Monday, Aug. 01, 1927
New Pictures
The Great Mail Robbery. Those who would renew their acquaintance with The Great Train Robbery of cinema's infancy may do well to contemplate The Great Mail Robbery, wherein armored trucks, machine guns, tear gas and other refinements of crime are employed in the Wild West as a background for old-fashioned vanquish-the-villain-hug-the-heroine melodramatics in modern clothes.
The Poor Nut (Jack Mulhall). Parts of J. C. & Elliott Nugent's play made into an inferior cinema tell a story about the despised college grind who turned himself into a revered athlete when one of the campus belles tinkled near his heart.
The Blood Ship. The captain is a ruthless desperado who murders and tortures those unfortunate enough to have been shanghaied aboard his Seven Seagoing vessel. When the crew finally rises in mutiny their leader is discovered to be the man whose wife and infant daughter the gory captain had stolen years ago. The daughter has grown up to be the one lovely thing aboard, so there is a hero for her.
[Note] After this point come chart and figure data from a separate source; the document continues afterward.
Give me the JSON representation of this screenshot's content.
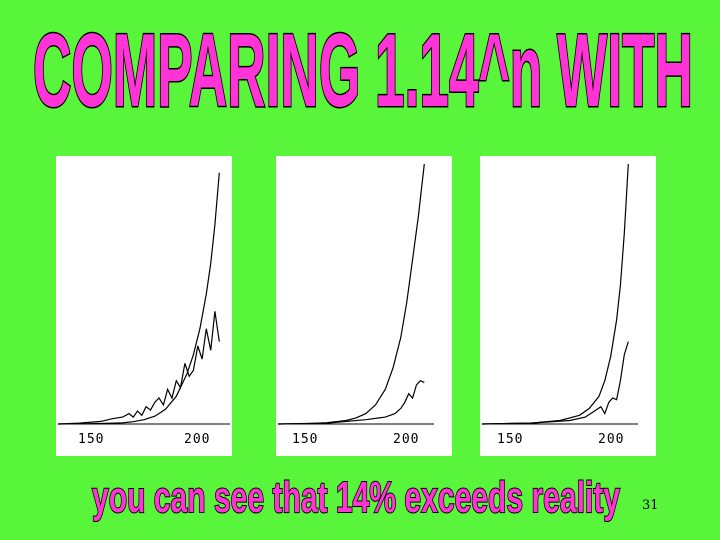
{
  "slide": {
    "title": "COMPARING 1.14^n WITH",
    "subtitle": "you can see that 14% exceeds reality",
    "page_number": "31",
    "colors": {
      "background": "#59f53a",
      "title_fill": "#ff33d6",
      "title_outline": "#000000",
      "panel_bg": "#ffffff",
      "line": "#000000"
    }
  },
  "chart_data": [
    {
      "type": "line",
      "x_ticks": [
        "150",
        "200"
      ],
      "xlim": [
        125,
        205
      ],
      "series": [
        {
          "values_x": [
            125,
            135,
            145,
            155,
            160,
            165,
            170,
            175,
            180,
            185,
            188,
            191,
            194,
            196,
            198,
            200
          ],
          "values_y": [
            0,
            0.002,
            0.006,
            0.014,
            0.026,
            0.05,
            0.09,
            0.17,
            0.32,
            0.58,
            0.8,
            1.1,
            1.5,
            1.85,
            2.3,
            2.9
          ]
        },
        {
          "values_x": [
            125,
            135,
            145,
            150,
            155,
            158,
            160,
            162,
            164,
            166,
            168,
            170,
            172,
            174,
            176,
            178,
            180,
            182,
            184,
            186,
            188,
            190,
            192,
            194,
            196,
            198,
            200
          ],
          "values_y": [
            0,
            0.01,
            0.03,
            0.06,
            0.08,
            0.12,
            0.08,
            0.15,
            0.1,
            0.2,
            0.16,
            0.25,
            0.3,
            0.22,
            0.4,
            0.3,
            0.5,
            0.42,
            0.7,
            0.55,
            0.62,
            0.9,
            0.75,
            1.1,
            0.85,
            1.3,
            0.95
          ]
        }
      ]
    },
    {
      "type": "line",
      "x_ticks": [
        "150",
        "200"
      ],
      "xlim": [
        125,
        205
      ],
      "series": [
        {
          "values_x": [
            125,
            140,
            150,
            160,
            165,
            170,
            175,
            180,
            184,
            188,
            191,
            194,
            197,
            200
          ],
          "values_y": [
            0,
            0.005,
            0.015,
            0.04,
            0.07,
            0.12,
            0.22,
            0.4,
            0.65,
            1.0,
            1.4,
            1.9,
            2.4,
            3.0
          ]
        },
        {
          "values_x": [
            125,
            150,
            170,
            180,
            185,
            188,
            190,
            192,
            194,
            196,
            198,
            200
          ],
          "values_y": [
            0,
            0.01,
            0.05,
            0.08,
            0.12,
            0.18,
            0.25,
            0.35,
            0.3,
            0.45,
            0.5,
            0.48
          ]
        }
      ]
    },
    {
      "type": "line",
      "x_ticks": [
        "150",
        "200"
      ],
      "xlim": [
        125,
        205
      ],
      "series": [
        {
          "values_x": [
            125,
            150,
            165,
            175,
            180,
            185,
            188,
            191,
            194,
            196,
            198,
            200
          ],
          "values_y": [
            0,
            0.01,
            0.04,
            0.1,
            0.18,
            0.32,
            0.5,
            0.78,
            1.2,
            1.6,
            2.2,
            3.0
          ]
        },
        {
          "values_x": [
            125,
            150,
            170,
            178,
            182,
            186,
            188,
            190,
            192,
            194,
            196,
            198,
            200
          ],
          "values_y": [
            0,
            0.01,
            0.04,
            0.08,
            0.14,
            0.2,
            0.12,
            0.25,
            0.3,
            0.28,
            0.5,
            0.8,
            0.95
          ]
        }
      ]
    }
  ]
}
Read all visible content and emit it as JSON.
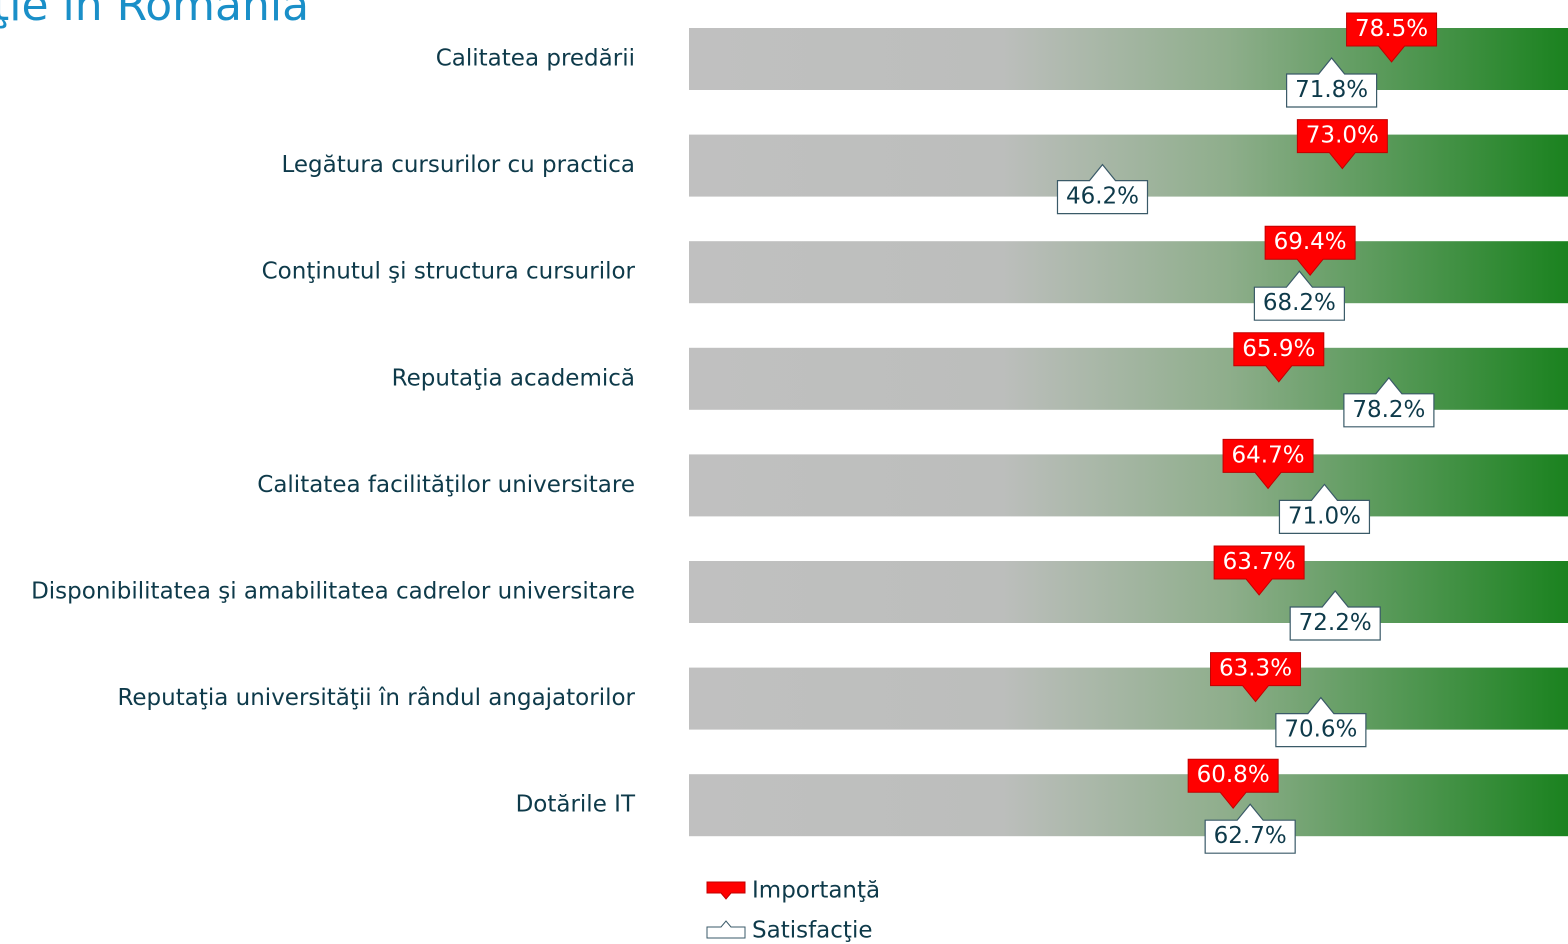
{
  "chart_data": {
    "type": "callout-bar",
    "title": "ţie în România",
    "categories": [
      "Calitatea predării",
      "Legătura cursurilor cu practica",
      "Conţinutul şi structura cursurilor",
      "Reputaţia academică",
      "Calitatea facilităţilor universitare",
      "Disponibilitatea şi amabilitatea cadrelor universitare",
      "Reputaţia universităţii în rândul angajatorilor",
      "Dotările IT"
    ],
    "xlim": [
      0,
      100
    ],
    "series": [
      {
        "name": "Importanţă",
        "color": "#ff0000",
        "values": [
          78.5,
          73.0,
          69.4,
          65.9,
          64.7,
          63.7,
          63.3,
          60.8
        ],
        "value_labels": [
          "78.5%",
          "73.0%",
          "69.4%",
          "65.9%",
          "64.7%",
          "63.7%",
          "63.3%",
          "60.8%"
        ]
      },
      {
        "name": "Satisfacţie",
        "color": "#ffffff",
        "values": [
          71.8,
          46.2,
          68.2,
          78.2,
          71.0,
          72.2,
          70.6,
          62.7
        ],
        "value_labels": [
          "71.8%",
          "46.2%",
          "68.2%",
          "78.2%",
          "71.0%",
          "72.2%",
          "70.6%",
          "62.7%"
        ]
      }
    ]
  }
}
Rolled Stockings (James Hall,* Louise Brooks,-- Richard Arlen--). If the jubilant alumni only realized that Jim Treadway's stroking old Colfax to victory was in part the silent triumph of his brother Ralph, who dashed the cup and the bad lady from brawny Jim's lips, and told him he ought to keep training the night before the big race, perhaps they would have felt the same simple gratification as the audience when the unsung hero got the girl and ended the picture. Paid to Love (George O'Brien, Virginia Valli). The picture involves a mythical kingdom and a case of mistaken identity, but does better than might be expected considering these handicaps. One Gaby (Virginia Valli) is hired to teach Crown Prince Michael (George O'Brien) how to love, and does.
*These are some of Paramount's Junior stars, garnered from colleges, vaudeville, actors' agencies, and trained in Paramount's school for cinema.